While two members voted to raise interest rates, most of the Monetary Policy Committee's nine members saw "few signs" of inflation pressures building, indicating that the debate within the committee for tighter monetary policy was losing some steam.
The minutes also showed members were concerned that Britain's output gap would be slightly larger than previously estimated and saw downside risks from the euro zone to a durable recovery.
The overall effect was to weaken sterling, although there was little or no shift in money market pricing and the pound recovered some ground later in the day, particularly against a weakened euro.
"Sterling losses after the BoE minutes may prove temporary going into retail sales on Thursday and GDP on Friday," said Valentin Marinov, head of G10 currency strategy with U.S. bank Citi in London.
"The minutes did not trigger a significant correction in short sterling market with investors still looking for Q3 2015 for the start of the hiking cycle."
By late afternoon in London, sterling had shed 0.45 percent to trade at $1.6042, above a day's low of $1.6012 hit immediately after the minutes. It was flat on the day at 78.93 pence per euro.
Doubts over the solidity of Britain's recovery and a pushing back of expectations for the timing of a first rise in interest rates have dominated the past few weeks for sterling.

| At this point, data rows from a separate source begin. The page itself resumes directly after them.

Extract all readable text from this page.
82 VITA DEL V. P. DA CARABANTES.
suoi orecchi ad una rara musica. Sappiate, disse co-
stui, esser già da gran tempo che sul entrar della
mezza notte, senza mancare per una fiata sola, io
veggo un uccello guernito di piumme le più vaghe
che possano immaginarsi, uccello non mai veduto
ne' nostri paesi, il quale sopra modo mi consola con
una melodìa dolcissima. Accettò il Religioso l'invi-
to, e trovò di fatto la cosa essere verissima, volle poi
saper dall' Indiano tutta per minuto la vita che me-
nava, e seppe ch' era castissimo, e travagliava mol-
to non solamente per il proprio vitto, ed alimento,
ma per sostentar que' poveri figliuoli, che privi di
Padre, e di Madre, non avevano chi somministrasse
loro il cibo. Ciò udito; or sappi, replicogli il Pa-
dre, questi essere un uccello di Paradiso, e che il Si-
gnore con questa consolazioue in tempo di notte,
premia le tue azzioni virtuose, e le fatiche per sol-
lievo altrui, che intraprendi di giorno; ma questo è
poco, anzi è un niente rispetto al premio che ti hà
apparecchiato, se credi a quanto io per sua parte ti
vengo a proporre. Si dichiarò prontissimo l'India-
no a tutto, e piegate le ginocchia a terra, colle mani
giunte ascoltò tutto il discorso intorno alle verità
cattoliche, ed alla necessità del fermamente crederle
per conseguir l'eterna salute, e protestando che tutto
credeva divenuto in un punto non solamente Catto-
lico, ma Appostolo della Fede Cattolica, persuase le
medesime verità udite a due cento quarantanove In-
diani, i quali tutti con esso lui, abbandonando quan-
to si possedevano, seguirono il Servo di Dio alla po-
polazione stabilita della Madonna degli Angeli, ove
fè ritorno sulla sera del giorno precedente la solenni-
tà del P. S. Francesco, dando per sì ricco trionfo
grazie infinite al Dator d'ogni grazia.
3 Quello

But the economy remains one of the best growing in Europe and odds are still that there will be a growing premium for holding the pound over the next couple of years.
Gross domestic product numbers on Friday may turn attention back to that, although other indicators of growth -- including one private sector survey of retail sales for September -- have been more bearish.
Official data on the latter is due on Thursday.
"We already know that the retail numbers for September are unlikely to be great," said a dealer with one London bank. "The good weather clearly made people wait with buying their winter clothes. That's a seasonal thing but it should weigh on the ONS figures as well."
The consensus forecast of analysts polled by Reuters is for 2.8 percent year on year growth in spending by British consumers. The economy is expected to have grown by 3.0 percent in annual terms in the third quarter.